Describing his own work as “the simplest but rawest form of art,” this album is clear and uncut from the start. “Pineapple Now-Laters Intro” offers the easy bump of BJ’s take on “Tom’s Diner,” leaking into a gritty preamble painted vividly by Chicago spoken word chieftain Harold Green, III: after Pineapple Now-Laters your taste buds change/this is Skullcandy/sweet nothings in your ear/straight raw/that pure sugar cane/sweet shock… Straight like that.
Popping with classic material, BJ slides us a cover version of “Fair Eastside”, the funky a capella school song performed by Riff in the 1989 cult classic film, Lean On Me. From there we’re bouncin’, clappin’ and two-steppin’ to the unmistakable “Sex X Money X Sneakers.” Lively and straight to the point, BJ lets us know just what’s up with him.
If you’re still unsure who the Chicago Kid, is check out the peculiarly arranged “King Kong.” With its thumps, synths and fades this track is bursting with brusque confidence. when you hear me kill every song/just say there goes King Kong.
The real tale of Now-Laters is BJ’s undeniable love of the ladies. There’s the super-slick “Fly Girl Get’em,” the writhing bassline of the ultra-sexy “Good Luv’n” where BJ’s voice grazes the track like fingertips on the back of a neck, singing some unsuspecting woman right out of her clothes, and the reverent “Good Love,” an almost religious ode to an intimate experience.
You want to wave your hand and whip out a fan because it’s clear somebody caught the spirit in the dark. If you want the details just listen to the naughty strum of “The Big Payback” or the playful “Lady Lady,” the Prince-inspired “Sex Is the Best Breakfast” (here BJ’s impeccable falsetto slices through all the rules), or what is probably the strongest song on the album, “Aiight.”
This is the tune that had one Miss Jill Scott falling in love and singing BJ’s praises one late night on Twitter. Lush and fragrant, “Aiight” is reminiscent of Marvin Gaye, spilling and splashing onto the listener like the best of 70s soul. This song rips away your inhibition. I’m rough when necessary/but I’m guaranteed to please. We’re gonna be sweaty when this one is over.

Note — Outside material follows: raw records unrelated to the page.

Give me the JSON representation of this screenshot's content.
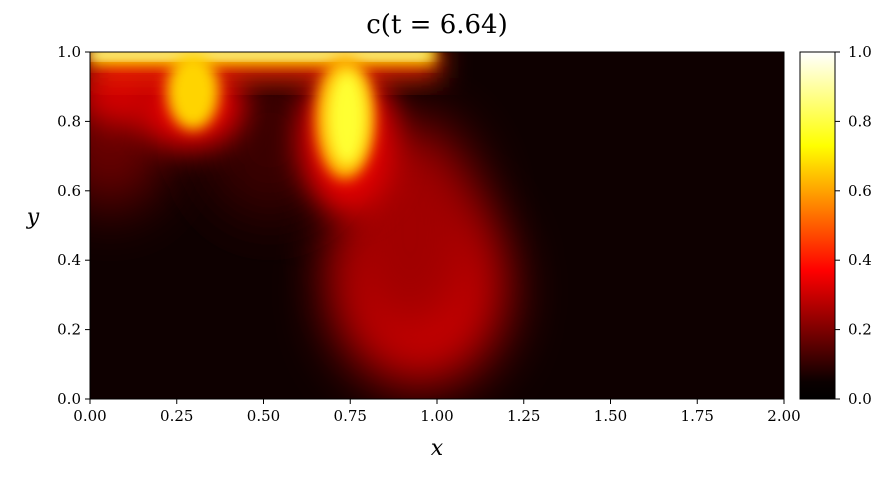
{
  "chart_data": {
    "type": "heatmap",
    "title": "c(t = 6.64)",
    "xlabel": "x",
    "ylabel": "y",
    "xlim": [
      0.0,
      2.0
    ],
    "ylim": [
      0.0,
      1.0
    ],
    "x_ticks": [
      "0.00",
      "0.25",
      "0.50",
      "0.75",
      "1.00",
      "1.25",
      "1.50",
      "1.75",
      "2.00"
    ],
    "y_ticks": [
      "0.0",
      "0.2",
      "0.4",
      "0.6",
      "0.8",
      "1.0"
    ],
    "colorbar": {
      "colormap": "hot",
      "range": [
        0.0,
        1.0
      ],
      "ticks": [
        "0.0",
        "0.2",
        "0.4",
        "0.6",
        "0.8",
        "1.0"
      ]
    },
    "grid": false,
    "features": [
      {
        "description": "high concentration band along top boundary",
        "x_range": [
          0.0,
          1.02
        ],
        "y": 1.0,
        "value": 1.0
      },
      {
        "description": "finger plume",
        "x": 0.28,
        "y_tip": 0.74,
        "peak_value": 0.9
      },
      {
        "description": "finger plume",
        "x": 0.75,
        "y_tip": 0.62,
        "peak_value": 0.85
      },
      {
        "description": "diffuse blob",
        "x": 0.95,
        "y": 0.28,
        "peak_value": 0.45
      },
      {
        "description": "background",
        "region": "x > 1.1",
        "value": 0.0
      }
    ]
  }
}
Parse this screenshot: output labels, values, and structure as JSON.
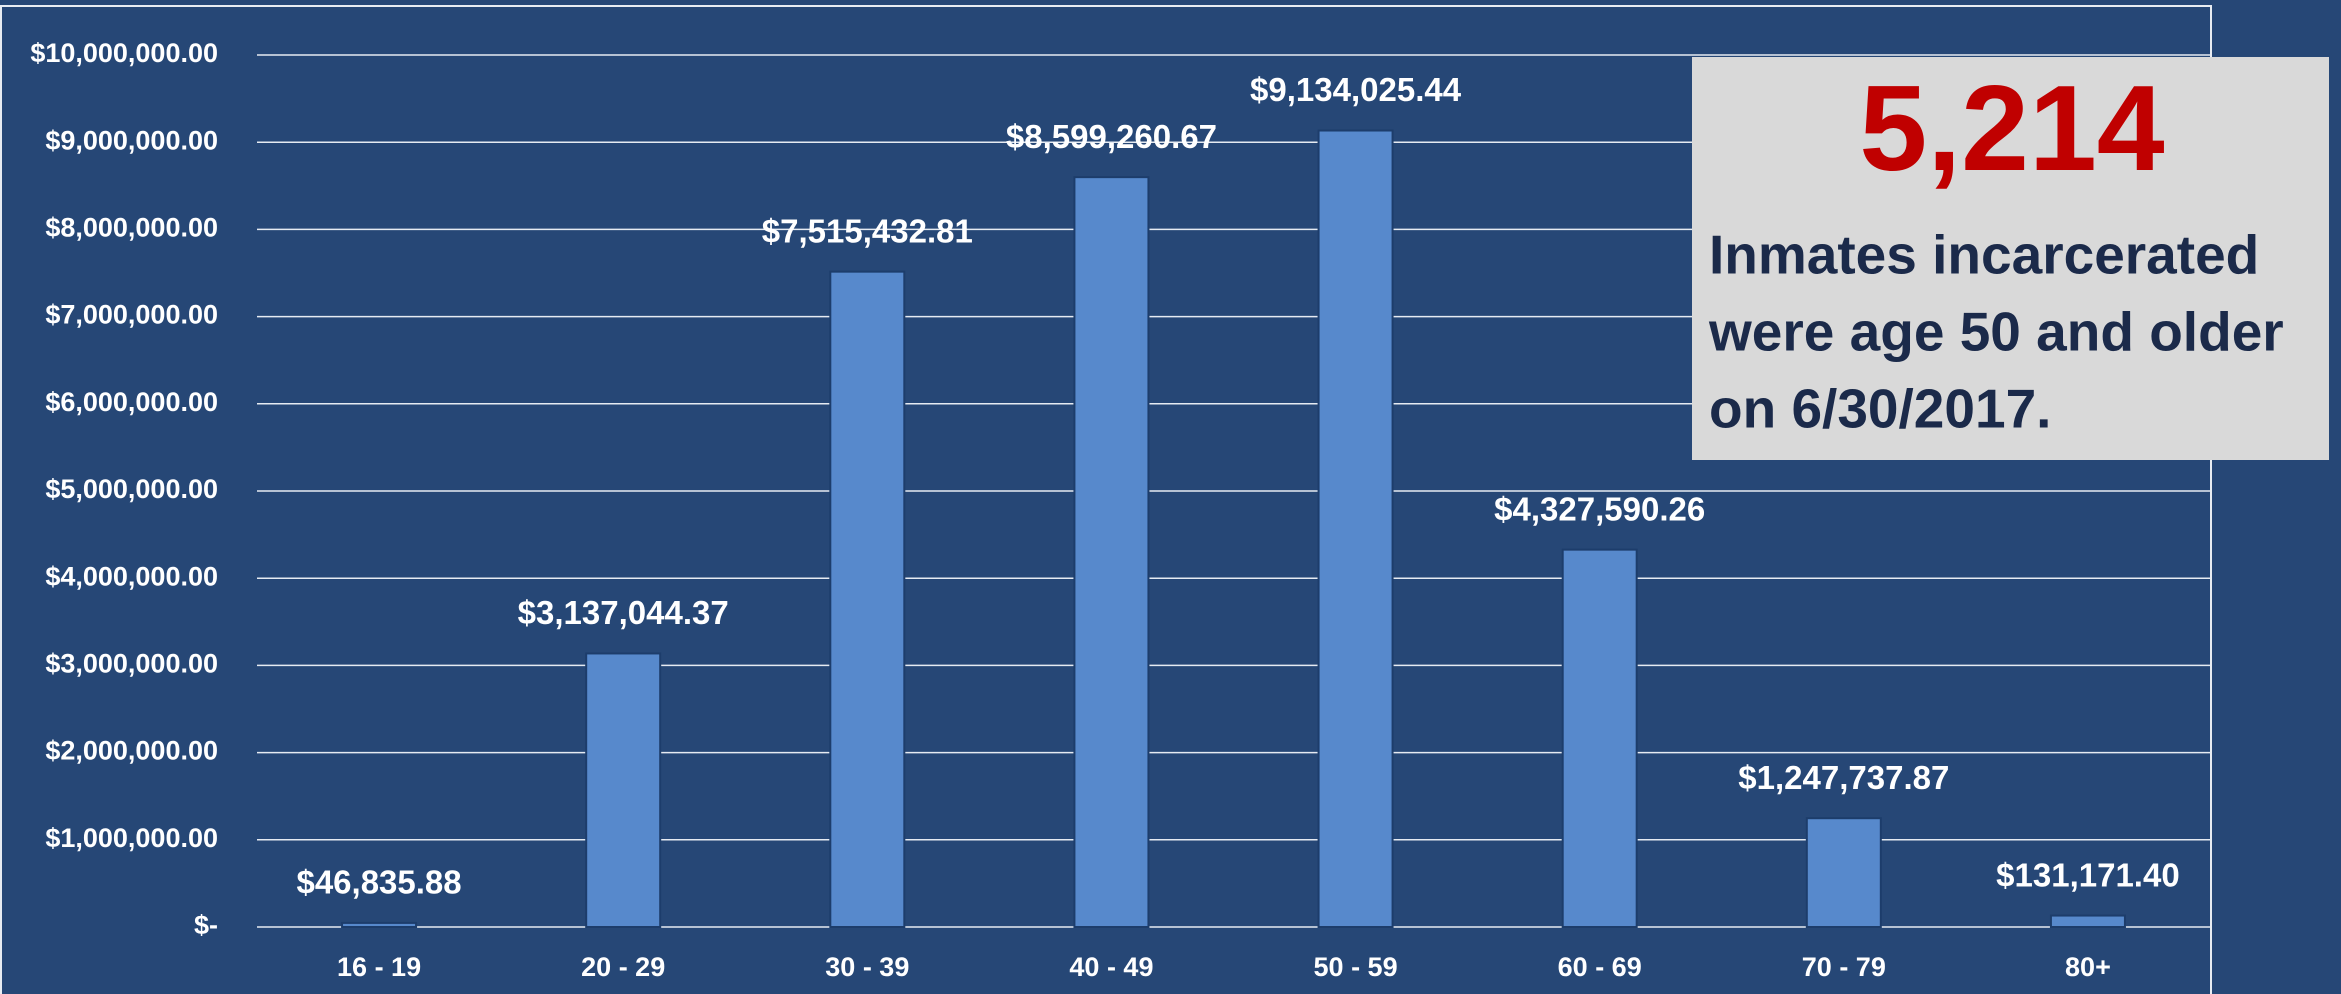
{
  "chart_data": {
    "type": "bar",
    "categories": [
      "16 - 19",
      "20 - 29",
      "30 - 39",
      "40 - 49",
      "50 - 59",
      "60 - 69",
      "70 - 79",
      "80+"
    ],
    "values": [
      46835.88,
      3137044.37,
      7515432.81,
      8599260.67,
      9134025.44,
      4327590.26,
      1247737.87,
      131171.4
    ],
    "value_labels": [
      "$46,835.88",
      "$3,137,044.37",
      "$7,515,432.81",
      "$8,599,260.67",
      "$9,134,025.44",
      "$4,327,590.26",
      "$1,247,737.87",
      "$131,171.40"
    ],
    "color": "#5789cc",
    "ylim": [
      0,
      10000000
    ],
    "yticks": [
      {
        "value": 0,
        "label": "$-"
      },
      {
        "value": 1000000,
        "label": "$1,000,000.00"
      },
      {
        "value": 2000000,
        "label": "$2,000,000.00"
      },
      {
        "value": 3000000,
        "label": "$3,000,000.00"
      },
      {
        "value": 4000000,
        "label": "$4,000,000.00"
      },
      {
        "value": 5000000,
        "label": "$5,000,000.00"
      },
      {
        "value": 6000000,
        "label": "$6,000,000.00"
      },
      {
        "value": 7000000,
        "label": "$7,000,000.00"
      },
      {
        "value": 8000000,
        "label": "$8,000,000.00"
      },
      {
        "value": 9000000,
        "label": "$9,000,000.00"
      },
      {
        "value": 10000000,
        "label": "$10,000,000.00"
      }
    ],
    "grid": true,
    "callout": {
      "number": "5,214",
      "lines": [
        "Inmates incarcerated",
        "were age 50 and older",
        "on 6/30/2017."
      ]
    }
  }
}
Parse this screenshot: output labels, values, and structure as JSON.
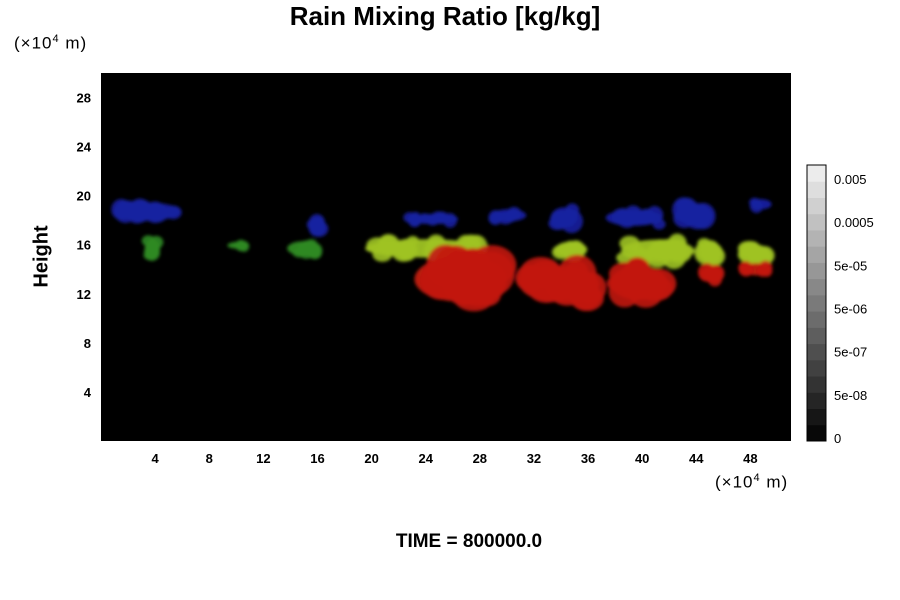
{
  "chart_data": {
    "type": "heatmap",
    "title": "Rain Mixing Ratio [kg/kg]",
    "ylabel": "Height",
    "xlabel": "",
    "x_unit": "(×10⁴ m)",
    "y_unit": "(×10⁴ m)",
    "x_unit_text": {
      "prefix": "(×10",
      "exp": "4",
      "suffix": " m)"
    },
    "y_unit_text": {
      "prefix": "(×10",
      "exp": "4",
      "suffix": " m)"
    },
    "xlim": [
      0,
      51
    ],
    "ylim": [
      0,
      30
    ],
    "x_ticks": [
      4,
      8,
      12,
      16,
      20,
      24,
      28,
      32,
      36,
      40,
      44,
      48
    ],
    "y_ticks": [
      4,
      8,
      12,
      16,
      20,
      24,
      28
    ],
    "background": "#000000",
    "colorbar": {
      "labels": [
        "0.005",
        "0.0005",
        "5e-05",
        "5e-06",
        "5e-07",
        "5e-08",
        "0"
      ],
      "levels": 17
    },
    "regions": [
      {
        "color": "#1820a0",
        "x": [
          0.8,
          6.0
        ],
        "y": [
          17.8,
          19.6
        ]
      },
      {
        "color": "#1820a0",
        "x": [
          15.3,
          16.6
        ],
        "y": [
          16.5,
          18.4
        ]
      },
      {
        "color": "#1820a0",
        "x": [
          22.5,
          26.5
        ],
        "y": [
          17.6,
          18.6
        ]
      },
      {
        "color": "#1820a0",
        "x": [
          28.8,
          31.5
        ],
        "y": [
          17.8,
          19.0
        ]
      },
      {
        "color": "#1820a0",
        "x": [
          33.2,
          35.3
        ],
        "y": [
          17.3,
          19.2
        ]
      },
      {
        "color": "#1820a0",
        "x": [
          37.2,
          41.6
        ],
        "y": [
          17.4,
          19.0
        ]
      },
      {
        "color": "#1820a0",
        "x": [
          42.5,
          45.2
        ],
        "y": [
          17.4,
          19.6
        ]
      },
      {
        "color": "#1820a0",
        "x": [
          48.0,
          49.6
        ],
        "y": [
          18.8,
          19.8
        ]
      },
      {
        "color": "#2e8a22",
        "x": [
          3.2,
          4.4
        ],
        "y": [
          14.8,
          16.6
        ]
      },
      {
        "color": "#2e8a22",
        "x": [
          9.3,
          11.0
        ],
        "y": [
          15.6,
          16.3
        ]
      },
      {
        "color": "#2e8a22",
        "x": [
          13.7,
          16.2
        ],
        "y": [
          15.0,
          16.4
        ]
      },
      {
        "color": "#9ec322",
        "x": [
          19.3,
          28.6
        ],
        "y": [
          14.8,
          16.6
        ]
      },
      {
        "color": "#9ec322",
        "x": [
          33.5,
          36.0
        ],
        "y": [
          14.8,
          16.4
        ]
      },
      {
        "color": "#9ec322",
        "x": [
          38.3,
          44.0
        ],
        "y": [
          14.4,
          16.6
        ]
      },
      {
        "color": "#9ec322",
        "x": [
          44.0,
          46.0
        ],
        "y": [
          14.4,
          16.4
        ]
      },
      {
        "color": "#9ec322",
        "x": [
          47.0,
          49.6
        ],
        "y": [
          14.2,
          16.2
        ]
      },
      {
        "color": "#c21a12",
        "x": [
          23.0,
          30.0
        ],
        "y": [
          11.0,
          15.4
        ]
      },
      {
        "color": "#c21a12",
        "x": [
          30.8,
          37.0
        ],
        "y": [
          11.0,
          14.6
        ]
      },
      {
        "color": "#c21a12",
        "x": [
          37.5,
          42.0
        ],
        "y": [
          11.2,
          14.6
        ]
      },
      {
        "color": "#c21a12",
        "x": [
          44.2,
          46.0
        ],
        "y": [
          12.8,
          14.4
        ]
      },
      {
        "color": "#c21a12",
        "x": [
          47.3,
          49.6
        ],
        "y": [
          13.4,
          14.6
        ]
      }
    ]
  },
  "time_label": "TIME = 800000.0"
}
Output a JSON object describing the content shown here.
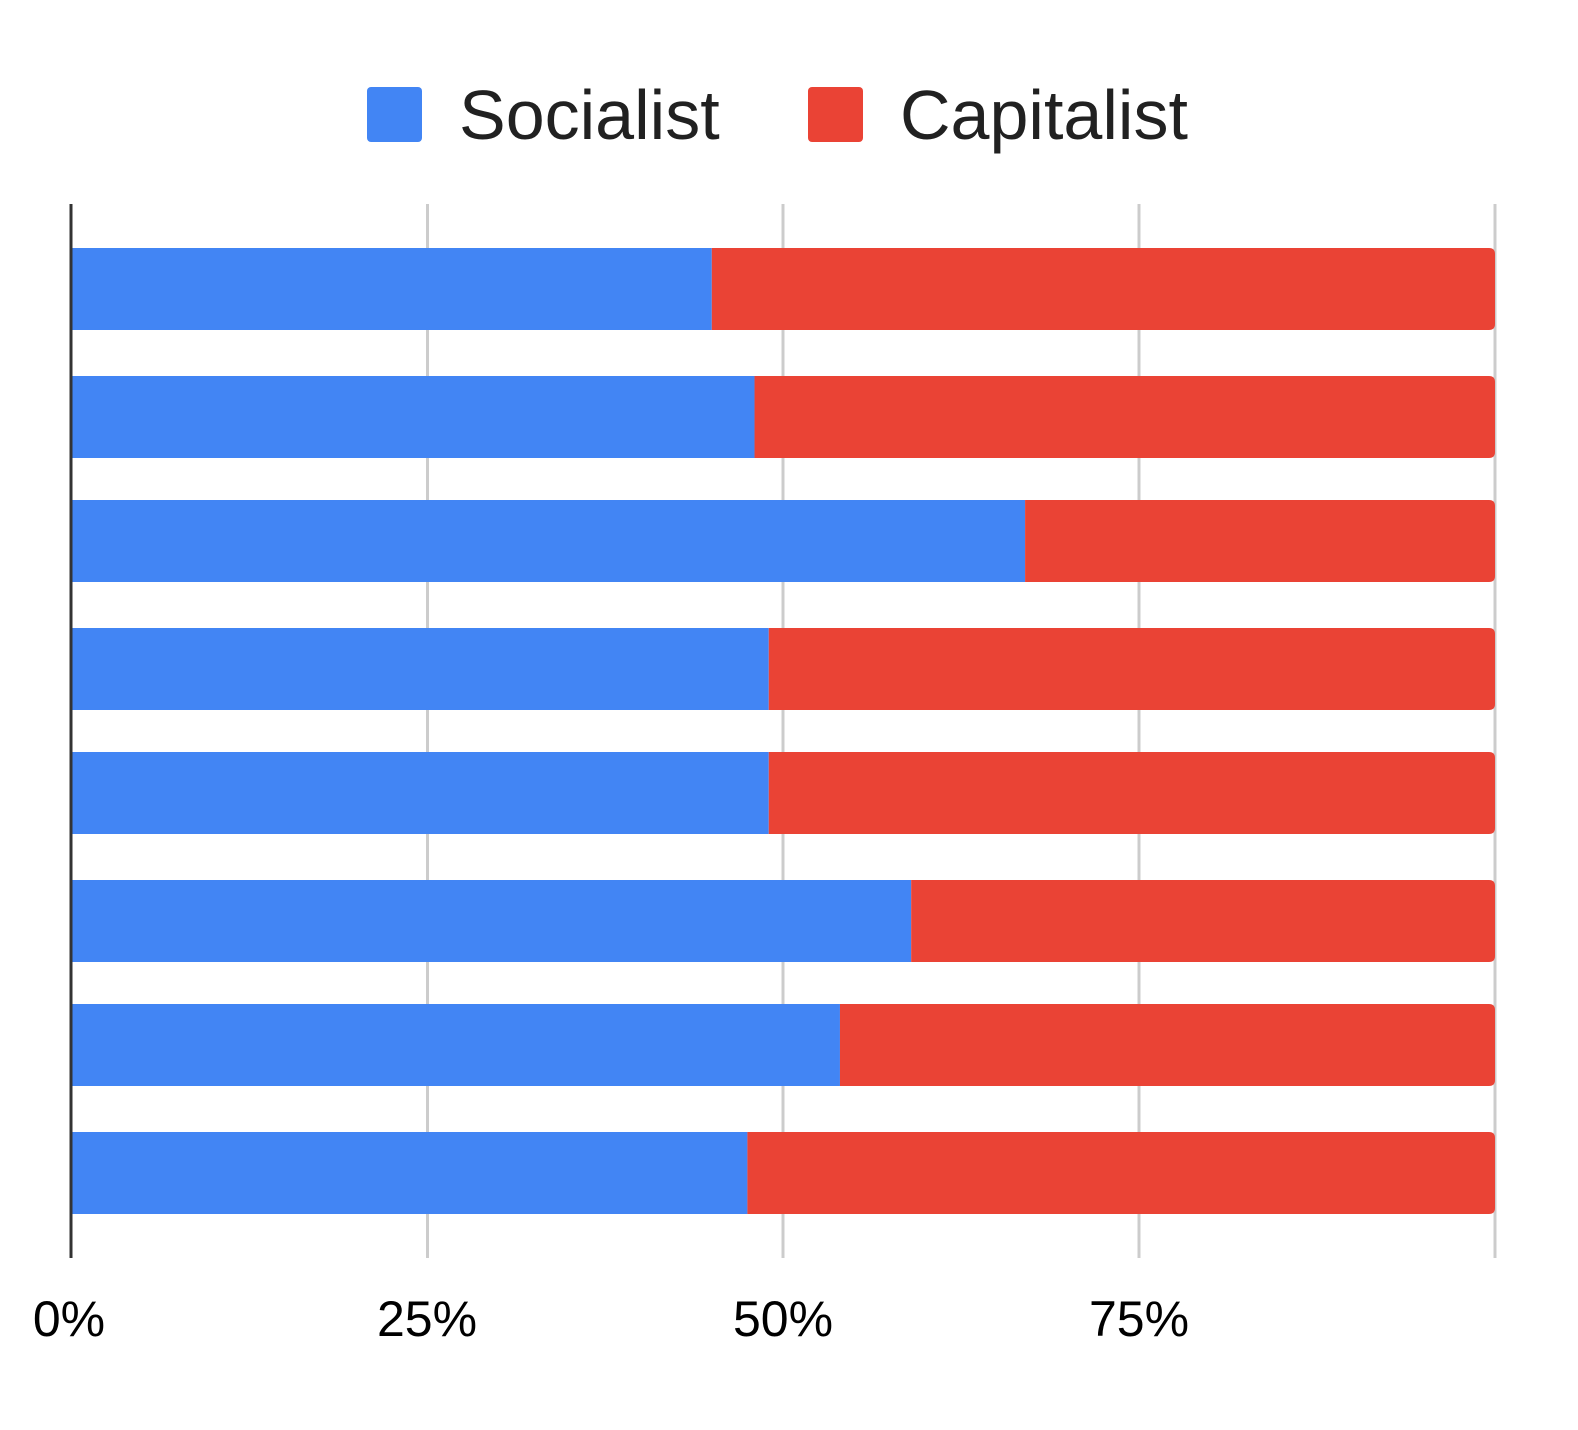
{
  "chart_data": {
    "type": "bar",
    "orientation": "horizontal",
    "stacked": "percent",
    "title": "",
    "xlabel": "",
    "ylabel": "",
    "xlim": [
      0,
      100
    ],
    "x_ticks": [
      "0%",
      "25%",
      "50%",
      "75%"
    ],
    "categories": [
      "",
      "",
      "",
      "",
      "",
      "",
      "",
      ""
    ],
    "series": [
      {
        "name": "Socialist",
        "color": "#4285F4",
        "values": [
          45,
          48,
          67,
          49,
          49,
          59,
          54,
          47.5
        ]
      },
      {
        "name": "Capitalist",
        "color": "#EA4335",
        "values": [
          55,
          52,
          33,
          51,
          51,
          41,
          46,
          52.5
        ]
      }
    ],
    "legend_position": "top",
    "grid": true,
    "gridline_color": "#CCCCCC",
    "axis_color": "#333333"
  }
}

The funky street soul BJ so effortlessly exhibits is front and center on the heavy “Other Side,” and his sharp and modern cover version of WAR classic, “The World Is a Ghetto”, complete with a fitting Stevie Wonder sample.
Known even more in rap circles than in R&B ones, BJ’s Hip-Hop sensibility is all over Now-Laters. Overtly in the wildly popular “His Pain II” featuring Kendrick Lamar and more subtly on the brilliant “Hood Stories Vol. 1”, an ominous urban narrative just as much in the vein of Biggie Smalls as it is Curtis Mayfield.
Now-Laters is cool. Simply put. With its vintage skits and gruff wisdom, it’s raw and glossy, smooth and rugged, showcasing the contradictions of B.J. himself who says “I’m not an R&B artist; I feel like I’m more of a rapper with the class of an R&B artist.”
Like the package on the old-time candy says, Pineapple Now and Laters last a long time… some for now and some for later. They also stick to you when you hold on to them, and the flavour is oh so good.